ノセダ指揮キーロフ歌劇場
ワーグナー「さまよえるオランダ人」

(文中の敬称は省略しています)

●2000/01/23 キーロフ・オペラ3回目の来日公演が始まった。その最初はワーグナーの「さまよえるオランダ人」となった訳だけど、ほんとは21日のゲルギエフ指揮の公演も行くはずだった。しかし所用のため断念、この新鋭の首席指揮者ノセダがタクトを取る公演が、私のキーロフ初日となった。会場は日曜日のマチネという絶好の条件にもかかわらず空席が目立って約7〜8割程度の入り。

オランダ人 ニコライ・プチーリン
ダーラント ゲンナジ-・ベズズベンコフ
ゼンタ ラリッサ・ゴゴレフスカヤ
エリック レオニード・リュバヴィン
マリー オルガ・マールコワ=ミハイレンコ
舵手 エフゲニー・アキーモフ
管弦楽 アンドレア・ノセダ指揮キーロフ歌劇場管弦楽団
演出 テムール・チヘイゼ
美術 ゲオルギー・ツィーピン

 「さまよえるオランダ人」を見るのは、サヴァリッシュ指揮バイエルン国立歌劇場の時と、ゲッツ・フリードリッヒが演出したベルリン・ドイツ・オペラの時だけ。演奏会形式では、以前にホルスト・シュタイン=N響が定期演奏会で取り上げたときと、若杉=都響が抜粋上演したのを見たくらい。そんな中でロシアの歌劇団がワーグナーをどのように上演するのかは一種の怖いもの見たさ的気分もある。

 まずオーケストラなんだけど、これは以前に来日した2回と比較すると、明らかに求心力が失われている。
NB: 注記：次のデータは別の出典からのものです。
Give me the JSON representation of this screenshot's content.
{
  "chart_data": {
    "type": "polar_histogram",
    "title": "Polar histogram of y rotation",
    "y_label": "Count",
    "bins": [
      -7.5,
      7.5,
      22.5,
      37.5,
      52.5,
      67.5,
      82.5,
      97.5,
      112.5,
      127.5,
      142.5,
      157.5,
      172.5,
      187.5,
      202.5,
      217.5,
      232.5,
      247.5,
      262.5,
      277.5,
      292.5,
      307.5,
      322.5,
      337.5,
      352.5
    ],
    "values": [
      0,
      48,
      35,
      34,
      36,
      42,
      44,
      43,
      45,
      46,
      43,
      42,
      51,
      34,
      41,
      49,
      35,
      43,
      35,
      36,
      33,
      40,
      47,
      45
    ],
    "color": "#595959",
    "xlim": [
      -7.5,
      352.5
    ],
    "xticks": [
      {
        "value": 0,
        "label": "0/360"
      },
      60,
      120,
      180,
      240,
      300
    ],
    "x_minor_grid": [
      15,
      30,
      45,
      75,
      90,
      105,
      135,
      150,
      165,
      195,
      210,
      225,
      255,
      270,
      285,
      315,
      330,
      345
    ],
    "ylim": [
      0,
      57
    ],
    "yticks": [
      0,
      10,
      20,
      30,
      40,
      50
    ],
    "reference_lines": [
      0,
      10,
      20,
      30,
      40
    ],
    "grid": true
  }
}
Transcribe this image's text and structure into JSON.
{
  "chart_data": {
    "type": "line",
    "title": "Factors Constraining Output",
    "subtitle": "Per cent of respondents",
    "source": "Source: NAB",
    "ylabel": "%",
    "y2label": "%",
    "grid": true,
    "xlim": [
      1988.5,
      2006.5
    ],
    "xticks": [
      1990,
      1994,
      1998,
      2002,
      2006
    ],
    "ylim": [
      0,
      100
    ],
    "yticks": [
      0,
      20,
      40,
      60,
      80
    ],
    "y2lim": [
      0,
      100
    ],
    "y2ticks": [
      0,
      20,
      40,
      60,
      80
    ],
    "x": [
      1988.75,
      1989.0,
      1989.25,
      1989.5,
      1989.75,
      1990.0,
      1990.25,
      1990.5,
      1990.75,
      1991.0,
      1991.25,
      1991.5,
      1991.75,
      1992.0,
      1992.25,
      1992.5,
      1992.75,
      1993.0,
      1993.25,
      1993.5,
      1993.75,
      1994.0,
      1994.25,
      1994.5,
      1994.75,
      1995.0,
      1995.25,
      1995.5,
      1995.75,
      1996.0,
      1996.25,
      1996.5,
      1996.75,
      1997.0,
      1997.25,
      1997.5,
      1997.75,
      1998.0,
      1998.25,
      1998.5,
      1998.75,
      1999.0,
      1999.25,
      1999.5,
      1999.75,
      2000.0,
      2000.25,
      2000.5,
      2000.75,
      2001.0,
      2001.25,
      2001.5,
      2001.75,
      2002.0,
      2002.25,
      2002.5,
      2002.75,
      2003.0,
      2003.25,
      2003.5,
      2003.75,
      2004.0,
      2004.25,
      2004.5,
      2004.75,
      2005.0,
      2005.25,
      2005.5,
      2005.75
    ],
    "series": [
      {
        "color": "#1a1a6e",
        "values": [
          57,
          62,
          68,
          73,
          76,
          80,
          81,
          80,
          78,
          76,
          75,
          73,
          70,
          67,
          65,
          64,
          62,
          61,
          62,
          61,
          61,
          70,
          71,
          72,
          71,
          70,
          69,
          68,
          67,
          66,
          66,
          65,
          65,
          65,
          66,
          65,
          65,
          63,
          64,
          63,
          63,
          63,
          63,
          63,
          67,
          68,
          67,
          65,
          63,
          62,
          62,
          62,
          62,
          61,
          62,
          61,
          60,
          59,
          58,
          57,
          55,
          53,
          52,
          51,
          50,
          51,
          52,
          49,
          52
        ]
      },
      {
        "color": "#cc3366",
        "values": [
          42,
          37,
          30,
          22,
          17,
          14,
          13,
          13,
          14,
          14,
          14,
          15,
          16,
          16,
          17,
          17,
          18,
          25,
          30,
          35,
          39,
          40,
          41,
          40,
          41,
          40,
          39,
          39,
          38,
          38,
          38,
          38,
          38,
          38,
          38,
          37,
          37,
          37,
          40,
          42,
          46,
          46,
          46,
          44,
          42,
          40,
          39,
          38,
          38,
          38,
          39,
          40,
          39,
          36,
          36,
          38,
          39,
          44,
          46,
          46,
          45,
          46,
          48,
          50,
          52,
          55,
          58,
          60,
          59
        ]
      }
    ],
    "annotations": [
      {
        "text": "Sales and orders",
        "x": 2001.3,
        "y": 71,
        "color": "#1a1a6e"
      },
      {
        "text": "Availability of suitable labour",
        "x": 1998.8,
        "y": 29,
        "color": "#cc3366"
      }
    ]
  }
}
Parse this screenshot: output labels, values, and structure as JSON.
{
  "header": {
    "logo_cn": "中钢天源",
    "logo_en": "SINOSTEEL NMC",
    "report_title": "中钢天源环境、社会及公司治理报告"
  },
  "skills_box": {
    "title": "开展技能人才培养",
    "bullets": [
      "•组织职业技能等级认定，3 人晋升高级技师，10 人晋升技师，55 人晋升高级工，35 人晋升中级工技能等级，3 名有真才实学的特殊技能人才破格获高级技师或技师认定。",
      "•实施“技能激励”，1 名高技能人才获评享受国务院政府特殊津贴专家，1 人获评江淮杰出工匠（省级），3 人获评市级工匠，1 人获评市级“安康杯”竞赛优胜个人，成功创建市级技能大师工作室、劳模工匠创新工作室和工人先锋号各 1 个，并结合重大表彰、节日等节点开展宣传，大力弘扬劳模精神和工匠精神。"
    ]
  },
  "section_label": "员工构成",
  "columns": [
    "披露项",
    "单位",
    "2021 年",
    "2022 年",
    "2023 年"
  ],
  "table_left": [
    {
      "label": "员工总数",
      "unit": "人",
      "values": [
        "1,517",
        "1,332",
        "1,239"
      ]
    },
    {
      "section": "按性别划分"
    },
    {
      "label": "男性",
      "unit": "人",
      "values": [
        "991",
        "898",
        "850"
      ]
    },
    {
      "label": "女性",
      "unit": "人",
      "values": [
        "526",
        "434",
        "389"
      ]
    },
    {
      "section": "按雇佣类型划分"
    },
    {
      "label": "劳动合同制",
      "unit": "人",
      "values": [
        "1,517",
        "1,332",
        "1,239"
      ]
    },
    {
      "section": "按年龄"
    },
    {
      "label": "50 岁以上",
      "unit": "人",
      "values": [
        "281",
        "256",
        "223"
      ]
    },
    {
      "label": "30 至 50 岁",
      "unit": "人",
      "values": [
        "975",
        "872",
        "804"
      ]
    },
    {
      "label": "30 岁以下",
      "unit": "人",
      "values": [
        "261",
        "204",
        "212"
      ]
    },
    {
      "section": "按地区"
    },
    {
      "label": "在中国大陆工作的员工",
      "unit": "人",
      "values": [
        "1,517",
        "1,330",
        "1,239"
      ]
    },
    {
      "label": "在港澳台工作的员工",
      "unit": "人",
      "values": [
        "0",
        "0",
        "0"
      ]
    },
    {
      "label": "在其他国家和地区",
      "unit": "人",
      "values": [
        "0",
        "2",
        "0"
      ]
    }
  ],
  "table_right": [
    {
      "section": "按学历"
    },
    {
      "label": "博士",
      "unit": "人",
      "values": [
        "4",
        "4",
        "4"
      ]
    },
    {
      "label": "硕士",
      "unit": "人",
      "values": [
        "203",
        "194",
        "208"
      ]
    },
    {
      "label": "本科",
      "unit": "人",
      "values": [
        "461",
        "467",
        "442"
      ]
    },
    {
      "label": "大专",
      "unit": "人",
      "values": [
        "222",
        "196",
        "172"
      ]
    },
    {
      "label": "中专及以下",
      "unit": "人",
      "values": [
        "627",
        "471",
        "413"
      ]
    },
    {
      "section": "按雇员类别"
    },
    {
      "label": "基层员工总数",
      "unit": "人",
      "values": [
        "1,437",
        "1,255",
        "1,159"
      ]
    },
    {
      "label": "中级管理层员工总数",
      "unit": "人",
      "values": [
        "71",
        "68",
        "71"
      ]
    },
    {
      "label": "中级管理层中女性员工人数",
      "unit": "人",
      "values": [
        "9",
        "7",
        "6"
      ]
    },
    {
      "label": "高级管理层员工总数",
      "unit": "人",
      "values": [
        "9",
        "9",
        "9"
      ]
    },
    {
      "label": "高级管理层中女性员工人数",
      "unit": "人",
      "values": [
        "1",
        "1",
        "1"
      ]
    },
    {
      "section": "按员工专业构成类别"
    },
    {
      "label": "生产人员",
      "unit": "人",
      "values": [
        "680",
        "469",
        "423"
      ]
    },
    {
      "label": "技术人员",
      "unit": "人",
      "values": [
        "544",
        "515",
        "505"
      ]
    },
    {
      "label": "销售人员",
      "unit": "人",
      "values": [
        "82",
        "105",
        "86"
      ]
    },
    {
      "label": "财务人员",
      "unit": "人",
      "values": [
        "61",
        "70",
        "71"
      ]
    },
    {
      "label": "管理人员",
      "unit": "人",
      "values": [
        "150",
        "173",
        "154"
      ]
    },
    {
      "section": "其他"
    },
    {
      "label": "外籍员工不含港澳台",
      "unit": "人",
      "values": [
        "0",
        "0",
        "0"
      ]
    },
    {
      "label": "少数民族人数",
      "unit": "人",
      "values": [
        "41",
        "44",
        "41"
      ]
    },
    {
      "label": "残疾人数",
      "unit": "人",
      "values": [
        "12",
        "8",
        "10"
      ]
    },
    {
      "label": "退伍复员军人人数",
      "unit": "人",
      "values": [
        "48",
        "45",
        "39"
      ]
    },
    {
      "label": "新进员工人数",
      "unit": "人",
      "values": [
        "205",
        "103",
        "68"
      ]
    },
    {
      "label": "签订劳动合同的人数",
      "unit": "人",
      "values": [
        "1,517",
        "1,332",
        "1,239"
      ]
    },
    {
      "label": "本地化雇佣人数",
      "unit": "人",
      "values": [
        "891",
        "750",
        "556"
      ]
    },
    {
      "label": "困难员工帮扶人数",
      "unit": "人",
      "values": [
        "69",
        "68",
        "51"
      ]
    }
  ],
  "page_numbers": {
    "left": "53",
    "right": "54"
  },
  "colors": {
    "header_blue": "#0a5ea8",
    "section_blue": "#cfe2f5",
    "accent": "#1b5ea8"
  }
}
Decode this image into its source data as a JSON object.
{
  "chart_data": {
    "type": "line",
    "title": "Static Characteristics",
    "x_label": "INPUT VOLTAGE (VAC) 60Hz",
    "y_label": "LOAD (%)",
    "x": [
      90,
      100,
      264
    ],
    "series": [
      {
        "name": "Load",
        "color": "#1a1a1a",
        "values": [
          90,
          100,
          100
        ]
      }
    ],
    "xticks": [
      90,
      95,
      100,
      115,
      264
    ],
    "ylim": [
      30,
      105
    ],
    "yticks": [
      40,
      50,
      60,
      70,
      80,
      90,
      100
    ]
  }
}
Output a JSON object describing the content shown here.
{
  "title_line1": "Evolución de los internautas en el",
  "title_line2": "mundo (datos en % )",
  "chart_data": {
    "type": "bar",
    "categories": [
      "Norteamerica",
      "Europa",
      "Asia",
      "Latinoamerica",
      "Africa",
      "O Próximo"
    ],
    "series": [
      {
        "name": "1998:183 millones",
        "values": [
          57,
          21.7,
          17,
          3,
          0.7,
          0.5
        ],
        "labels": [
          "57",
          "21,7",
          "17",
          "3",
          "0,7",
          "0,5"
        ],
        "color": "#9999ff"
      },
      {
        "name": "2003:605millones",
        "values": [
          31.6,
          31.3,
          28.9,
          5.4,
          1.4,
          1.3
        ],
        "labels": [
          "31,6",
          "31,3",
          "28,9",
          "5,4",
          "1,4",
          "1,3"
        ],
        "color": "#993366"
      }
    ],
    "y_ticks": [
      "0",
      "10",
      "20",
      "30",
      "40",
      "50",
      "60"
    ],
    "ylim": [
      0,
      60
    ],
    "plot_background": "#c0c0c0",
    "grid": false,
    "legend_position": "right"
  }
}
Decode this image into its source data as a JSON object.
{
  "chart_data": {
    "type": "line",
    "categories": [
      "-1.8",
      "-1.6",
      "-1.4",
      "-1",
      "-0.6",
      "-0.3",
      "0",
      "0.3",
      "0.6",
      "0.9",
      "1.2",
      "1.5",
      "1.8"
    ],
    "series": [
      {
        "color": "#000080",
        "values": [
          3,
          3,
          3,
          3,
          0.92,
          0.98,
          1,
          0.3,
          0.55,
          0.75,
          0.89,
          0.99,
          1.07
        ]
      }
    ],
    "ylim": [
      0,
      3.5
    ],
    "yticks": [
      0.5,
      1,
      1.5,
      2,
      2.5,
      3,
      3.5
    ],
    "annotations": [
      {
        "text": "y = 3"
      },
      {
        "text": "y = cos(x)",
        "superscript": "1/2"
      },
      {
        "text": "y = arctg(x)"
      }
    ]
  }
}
特に弦楽器と木管楽器の音に荒さが見え隠れしているし、各パートの音色に統一感がなく、バラバラに聴こえてしまう。ロシアのオケなんだから、いわゆるワーグナー的な世界を表現できていないのは仕方がないとしても、はたしてどのような志向性を持っているのかが伝わってこないのだ。これは指揮者がノセダだからか・・・と思っていたら、前の22日の公演を聴いた人によるとゲルギエフも基本的には同様で、むしろノセダのほうがオケにメリハリを明確につけていて良いんじゃないの〜・・・という話だった。さすがに金管はめっちゃ巧いんだけど、全体的にはオケ的水準の低下と、演目がワーグナーという問題をクリアーできていないように思えた。

 舞台装置は、船型の断面の骨組みをスケルトン的に組み合わせて船に見立てるもの。その背後には斜めに電光付の道が走っている。シンプルで、いかにもカネがかかっていなさそうな舞台装置。演出的にはオーソドックスな路線でもないし、前衛的でもないものだったけど、一番の問題は人の動きに緊迫感が感じられないこと。幽霊船の乗組員の衣装が、なんとなく宇宙っぽかったような感じだったので、「オランダ人」は宇宙人かタイムトラベラーみたいな「珍」解釈だったのか・・・とも一瞬考えたけど、それは考えすぎで、ただの変な衣装だったみたいだ。この幽霊船の乗組員が登場しても、ぜんぜん緊迫感がなくって、机や椅子をひっくり返したりするんだけど、ぜーんぜん必然性がない。

 ゼンタ役のゴゴレフスカヤは、ビジュアル的にもゼンタ役が難しい上に、最初から最後まで暗い声の一本調子なので「オランダ人伝説の妄想に取り付かれたネーちゃんが、思いつめて勝手に海に飛び込んだ」といった感じに見える。最後のシーンでは思いつめたような雰囲気が必要なんだけど、「つむぎ歌」あたりでは恋に恋する清純さと明るさが必要なんじゃないだろうか。そーゆー演出上のメリハリがないものだから、物語り全体に必然性が感じられないのである。合唱は文句なく巧いし、オランダ人のプチーリン、ダーラントのベズズベンコフも良い声だったし、エリックのリュバヴィンも甘い声が魅力のテノールだったけど、公演全体としては、オーケストラ、演出などの問題が大きくて、ちょっと期待はずれの公演となってしまった。